The most commonly used method for cleaning plastic injection molds today remains the somewhat antiquated process of scrubbing tooling and plates, one piece at a time. Ask why, and the answers will probably be:

“This is the way we’ve always done it.”

“We can’t cost-justify other methods.”

“Other methods don’t clean as well, they don’t leave a bright and shiny surface.”

“We’re too busy. We don’t have time to experiment with or investigate other methods.”
These excuses can cost companies thousands of dollars a day in wasted time and worn tooling.

To realize a major reduction in the time required to clean molds, to maximize tooling life, to systemize cleaning and make it more consistent and predictable, more modern methods should be introduced in the mold shop, and hand cleaning should be limited to the areas where it works the best and damages the least.

Hand Cleaning
It is a safe bet that hand cleaning will never be completely eliminated, but it is an enormous waste of time and money to remove, clean, rinse, dry and replace every piece of tooling contained in a mold whenever it needs to be cleaned.

Hand cleaning tooling is a slow and damaging process.
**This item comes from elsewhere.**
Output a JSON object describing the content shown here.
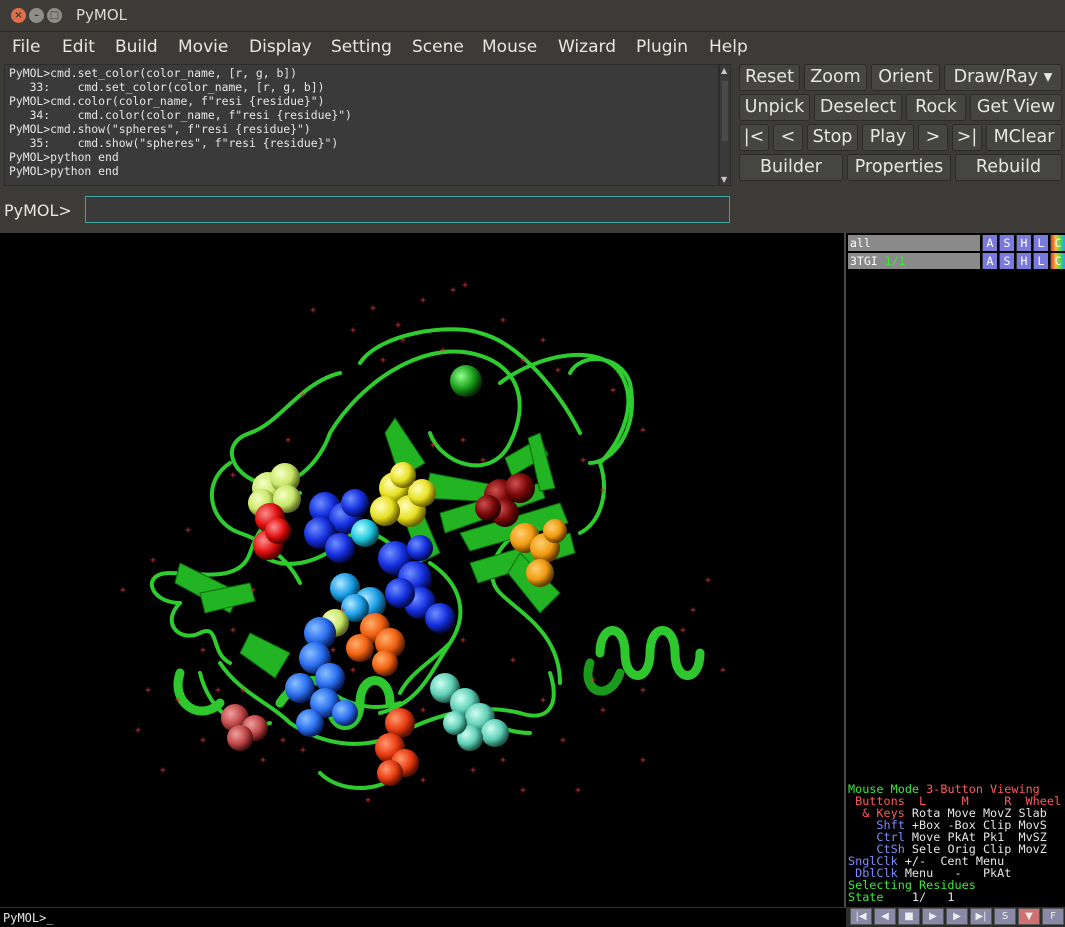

It is an effective cleaning method, however, for areas of plastic molds that normally have the most corrosion and contaminant build-up (rust), including:

front and rear clamp plates that directly contact the press platens

bubbler plates (non-stainless)

bushings and wear plate grease grooves

water lines (non-stainless) with heavy build-up

plates subjected to heavy internal condensation and clamp pressure (non-stainless

Managerial inertia sometimes leads a shop to keep using old, familiar (and ineffective) methods rather than deal with the mayhem that a change in cleaning culture can cause. Choosing the wrong type of cleaning system or having repair technicians reject the new method can cause disastrous repercussions, so they avoid making a change. I spent many years during my career hand cleaning my own plates and tooling (and being pushed to “hurry up”) while the company leisurely searched for effective alternatives.

We experimented with different types of spray cleaners, solvents and brushes, but they all required handling each piece of tooling several times, so none resulted in significant savings in cost or labor. Even extremely caustic cleaners, such as sodium hydroxide, sulfuric acid baths or MEK, were limited in the amount of rust build-up they would remove on unplated surfaces in a specific time frame. In the end, I found that the answer to heavy rust build-up is prevention—through more frequent cleanings, use of stainless steel plates and corrosion-resistant platings, and consistent application of spray-on rust inhibitors.